Griselda: Rushed, Repetitive, and Ultimately Forgettable

Griselda Netflix Tv series poster


True crime trends and missed opportunities: What went wrong with Griselda?

The review of Griselda, a Netflix series that rides the wave of female-led narratives within the successful realm of the Narcos franchise and the ever-popular true crime genre, could very well be wrapped up in a single paragraph summarizing its narrative flimsiness, the extreme fragmentation of continuity between episodes, the lack of rhythm, and the predictability of character arcs even when stepping away from the true crime elements from which it draws. Yet, that alone wouldn’t do it justice, because Griselda represented an opportunity for Netflix to rejuvenate a historically successful narrative approach for the platform and, more importantly, for an actress like Sofía Vergara to break free from her traditional typecasting, showcasing a dramatic prowess that is hard to find in the rest of her, albeit significant, filmography.

Perhaps the only truly intriguing aspect of this series is Sofía Vergara herself: across the six episodes, her performance is compelling, strong, and assertive, sufficiently immersed in her role to not cloud the audience’s view of her entire acting persona while simultaneously managing to break free from potentially insurmountable constraints. It’s a pity that this performance isn’t backed by equivalent writing – too many repetitions and too bold leaps from one episode to the next – and is especially marred by prosthetic makeup that aims to “uglify” the actress’s features, yet results in a fake mask every time Vergara’s unmistakable gaze pierces through the grotesque, illusory veneer. A missed opportunity, therefore, to step out of the loop of her most remembered role – that of Gloria in Modern Family, which, even before Griselda‘s release, allowed for ironic connections between the two characters – to pave a solid and convincing path in different contexts.

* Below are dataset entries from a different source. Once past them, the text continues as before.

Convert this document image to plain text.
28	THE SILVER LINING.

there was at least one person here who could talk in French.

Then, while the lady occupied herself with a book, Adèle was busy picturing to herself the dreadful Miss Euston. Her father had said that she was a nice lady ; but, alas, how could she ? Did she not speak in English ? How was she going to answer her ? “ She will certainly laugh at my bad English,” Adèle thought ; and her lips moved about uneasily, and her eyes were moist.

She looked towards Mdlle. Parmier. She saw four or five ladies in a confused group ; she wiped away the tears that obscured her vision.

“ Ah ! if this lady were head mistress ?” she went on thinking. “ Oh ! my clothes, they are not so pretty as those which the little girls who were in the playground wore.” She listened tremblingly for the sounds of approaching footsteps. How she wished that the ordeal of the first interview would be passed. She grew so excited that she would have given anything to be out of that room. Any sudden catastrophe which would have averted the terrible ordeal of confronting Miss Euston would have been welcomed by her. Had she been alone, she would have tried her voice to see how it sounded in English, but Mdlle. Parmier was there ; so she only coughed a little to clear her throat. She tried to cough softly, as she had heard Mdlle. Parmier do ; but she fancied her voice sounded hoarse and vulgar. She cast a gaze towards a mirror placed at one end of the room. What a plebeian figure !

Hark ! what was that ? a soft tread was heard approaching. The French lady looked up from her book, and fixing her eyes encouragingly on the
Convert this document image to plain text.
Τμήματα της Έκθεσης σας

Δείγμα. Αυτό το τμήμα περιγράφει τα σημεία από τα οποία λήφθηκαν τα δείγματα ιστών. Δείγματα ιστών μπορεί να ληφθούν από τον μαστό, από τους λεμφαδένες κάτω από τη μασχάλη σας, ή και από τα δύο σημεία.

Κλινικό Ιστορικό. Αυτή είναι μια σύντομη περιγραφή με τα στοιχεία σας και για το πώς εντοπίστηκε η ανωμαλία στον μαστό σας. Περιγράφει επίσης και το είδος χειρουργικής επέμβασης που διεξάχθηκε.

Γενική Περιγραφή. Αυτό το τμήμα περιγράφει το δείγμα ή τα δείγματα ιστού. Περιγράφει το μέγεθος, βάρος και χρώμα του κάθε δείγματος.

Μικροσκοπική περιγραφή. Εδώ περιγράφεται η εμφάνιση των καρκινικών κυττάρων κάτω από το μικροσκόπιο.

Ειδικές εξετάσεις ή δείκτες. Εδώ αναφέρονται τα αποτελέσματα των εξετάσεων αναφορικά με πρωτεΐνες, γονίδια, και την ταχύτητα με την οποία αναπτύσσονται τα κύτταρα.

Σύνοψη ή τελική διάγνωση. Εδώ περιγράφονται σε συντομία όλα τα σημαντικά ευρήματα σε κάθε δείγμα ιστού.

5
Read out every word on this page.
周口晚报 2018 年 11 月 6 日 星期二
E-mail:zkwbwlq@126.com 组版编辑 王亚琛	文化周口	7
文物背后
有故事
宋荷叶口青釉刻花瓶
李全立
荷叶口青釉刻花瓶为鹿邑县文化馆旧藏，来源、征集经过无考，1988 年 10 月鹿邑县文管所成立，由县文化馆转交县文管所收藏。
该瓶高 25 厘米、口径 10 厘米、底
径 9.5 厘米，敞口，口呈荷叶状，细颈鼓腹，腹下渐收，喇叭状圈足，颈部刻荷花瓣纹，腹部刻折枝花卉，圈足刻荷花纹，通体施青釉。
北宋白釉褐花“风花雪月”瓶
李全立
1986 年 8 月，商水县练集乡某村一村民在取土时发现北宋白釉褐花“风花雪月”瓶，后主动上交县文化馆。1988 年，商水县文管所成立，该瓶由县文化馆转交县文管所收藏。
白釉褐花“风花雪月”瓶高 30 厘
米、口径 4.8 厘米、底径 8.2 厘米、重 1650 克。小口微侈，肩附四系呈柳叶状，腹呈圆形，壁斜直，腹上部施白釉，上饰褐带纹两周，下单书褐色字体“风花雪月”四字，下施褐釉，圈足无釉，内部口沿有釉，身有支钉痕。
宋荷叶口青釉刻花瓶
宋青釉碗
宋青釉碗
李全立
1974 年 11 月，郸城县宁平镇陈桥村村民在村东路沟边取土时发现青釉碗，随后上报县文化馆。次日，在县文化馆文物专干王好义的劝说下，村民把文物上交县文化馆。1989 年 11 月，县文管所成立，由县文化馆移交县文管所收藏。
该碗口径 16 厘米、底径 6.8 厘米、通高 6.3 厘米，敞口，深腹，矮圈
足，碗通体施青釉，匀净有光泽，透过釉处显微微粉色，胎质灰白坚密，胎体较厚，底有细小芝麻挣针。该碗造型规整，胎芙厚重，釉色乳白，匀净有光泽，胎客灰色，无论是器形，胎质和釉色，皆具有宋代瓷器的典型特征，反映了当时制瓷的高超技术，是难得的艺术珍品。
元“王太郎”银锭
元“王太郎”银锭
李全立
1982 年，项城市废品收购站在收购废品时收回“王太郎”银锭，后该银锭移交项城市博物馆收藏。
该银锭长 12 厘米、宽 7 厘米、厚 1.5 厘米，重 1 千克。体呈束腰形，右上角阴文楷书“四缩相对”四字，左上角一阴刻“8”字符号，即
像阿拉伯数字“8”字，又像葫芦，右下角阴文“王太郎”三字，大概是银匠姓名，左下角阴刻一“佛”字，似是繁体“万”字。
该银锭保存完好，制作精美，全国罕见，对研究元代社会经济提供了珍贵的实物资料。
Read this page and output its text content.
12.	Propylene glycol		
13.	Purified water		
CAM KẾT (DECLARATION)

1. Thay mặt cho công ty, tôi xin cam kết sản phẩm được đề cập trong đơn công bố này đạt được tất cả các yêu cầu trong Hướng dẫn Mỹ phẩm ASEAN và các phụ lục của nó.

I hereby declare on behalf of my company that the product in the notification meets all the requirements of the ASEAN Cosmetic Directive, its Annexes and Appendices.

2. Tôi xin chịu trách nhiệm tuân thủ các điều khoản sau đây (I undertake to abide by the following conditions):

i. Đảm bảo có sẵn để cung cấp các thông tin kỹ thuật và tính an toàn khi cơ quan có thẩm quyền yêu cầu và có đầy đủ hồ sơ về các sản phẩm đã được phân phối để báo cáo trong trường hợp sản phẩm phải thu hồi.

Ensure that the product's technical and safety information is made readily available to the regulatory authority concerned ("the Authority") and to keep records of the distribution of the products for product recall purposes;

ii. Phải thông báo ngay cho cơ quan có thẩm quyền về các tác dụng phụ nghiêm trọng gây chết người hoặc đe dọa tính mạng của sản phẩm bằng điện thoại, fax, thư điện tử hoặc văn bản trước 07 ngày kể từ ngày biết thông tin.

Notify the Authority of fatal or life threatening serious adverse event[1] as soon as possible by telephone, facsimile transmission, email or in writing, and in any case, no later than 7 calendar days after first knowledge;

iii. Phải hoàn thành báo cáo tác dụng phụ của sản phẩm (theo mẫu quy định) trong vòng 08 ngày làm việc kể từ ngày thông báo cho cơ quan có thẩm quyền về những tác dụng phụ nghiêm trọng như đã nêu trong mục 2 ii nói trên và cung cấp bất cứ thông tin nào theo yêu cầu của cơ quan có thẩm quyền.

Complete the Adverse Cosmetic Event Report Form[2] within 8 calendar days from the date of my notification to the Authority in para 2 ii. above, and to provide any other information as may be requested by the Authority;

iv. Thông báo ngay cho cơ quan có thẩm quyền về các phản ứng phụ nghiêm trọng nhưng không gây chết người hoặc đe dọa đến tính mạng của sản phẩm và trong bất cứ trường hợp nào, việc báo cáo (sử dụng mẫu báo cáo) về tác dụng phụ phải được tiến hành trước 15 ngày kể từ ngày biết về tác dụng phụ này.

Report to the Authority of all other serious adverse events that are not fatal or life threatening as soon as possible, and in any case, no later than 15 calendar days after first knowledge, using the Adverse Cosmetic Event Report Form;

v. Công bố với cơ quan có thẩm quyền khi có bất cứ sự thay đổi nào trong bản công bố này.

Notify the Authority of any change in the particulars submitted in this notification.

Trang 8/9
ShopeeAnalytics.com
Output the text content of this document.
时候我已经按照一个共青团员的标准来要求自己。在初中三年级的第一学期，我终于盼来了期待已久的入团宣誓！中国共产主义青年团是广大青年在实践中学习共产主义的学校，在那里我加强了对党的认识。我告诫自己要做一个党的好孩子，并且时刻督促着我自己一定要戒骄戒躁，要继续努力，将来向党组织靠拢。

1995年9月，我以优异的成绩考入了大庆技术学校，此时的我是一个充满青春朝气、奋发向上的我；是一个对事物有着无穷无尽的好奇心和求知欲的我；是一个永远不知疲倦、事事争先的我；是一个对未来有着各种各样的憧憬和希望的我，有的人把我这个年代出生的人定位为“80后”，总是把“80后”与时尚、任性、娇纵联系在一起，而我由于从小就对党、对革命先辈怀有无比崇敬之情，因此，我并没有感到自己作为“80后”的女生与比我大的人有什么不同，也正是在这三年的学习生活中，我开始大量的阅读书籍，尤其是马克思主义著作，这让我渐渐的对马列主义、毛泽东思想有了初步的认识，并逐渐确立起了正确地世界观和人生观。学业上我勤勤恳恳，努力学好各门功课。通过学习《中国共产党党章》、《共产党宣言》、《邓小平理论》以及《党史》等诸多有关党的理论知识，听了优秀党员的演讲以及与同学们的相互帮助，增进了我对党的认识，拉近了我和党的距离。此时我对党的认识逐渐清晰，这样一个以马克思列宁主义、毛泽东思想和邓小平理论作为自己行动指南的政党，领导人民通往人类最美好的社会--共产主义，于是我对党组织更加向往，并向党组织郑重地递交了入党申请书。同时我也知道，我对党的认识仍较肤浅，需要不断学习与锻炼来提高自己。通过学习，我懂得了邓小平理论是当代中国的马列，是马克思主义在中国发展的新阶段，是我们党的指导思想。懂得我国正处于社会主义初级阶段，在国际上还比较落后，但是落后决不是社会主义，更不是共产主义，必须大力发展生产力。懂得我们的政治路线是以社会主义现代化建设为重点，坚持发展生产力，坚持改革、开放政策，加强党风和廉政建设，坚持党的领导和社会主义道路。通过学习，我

For the rest, Griselda confirms a certain rush Netflix has in filling its release gaps with disposable products that mimic established narrative structures and ride more than one trend, aligning native ones – the Narcos thread – with those of the general market – true crime and “dark,” blood-soaked biographies – but ending up as easy, pre-packaged titles of no interest, capable only of flattening potentially interesting stories – this could have indeed been the case – into recursive and numbing schemes and models. Moreover, Griselda gives off the feeling that everything had to be wrapped up quickly, with huge gaps between episodes erasing potentially rich narrative passages, giving space only to segments that, in the economy of the entire story, end up as colorful but irrelevant skits: narrative density is thus economized to bypass seasonality, filling a categorical gap in a cross-sectional niche of the catalog and nothing more.

In its total mediocrity, however, Griselda must ring more than a few alarm bells for those observing the streaming catalogs’ trends: the Netflix series with Sofía Vergara is not an isolated case of a rushed title that rides a multi-trend market wave – knocking at Disney’s door with its very recent Echo – and stands as one of the symptoms of the wounds inflicted by the halt of productions due to Hollywood strikes, destined to resonate in other aspects of the serial landscape. Avoiding these pitfalls will become increasingly difficult for users, and the danger for platforms is to tarnish their own image by pushing the promotional pedal on objectively harmful and insignificant titles.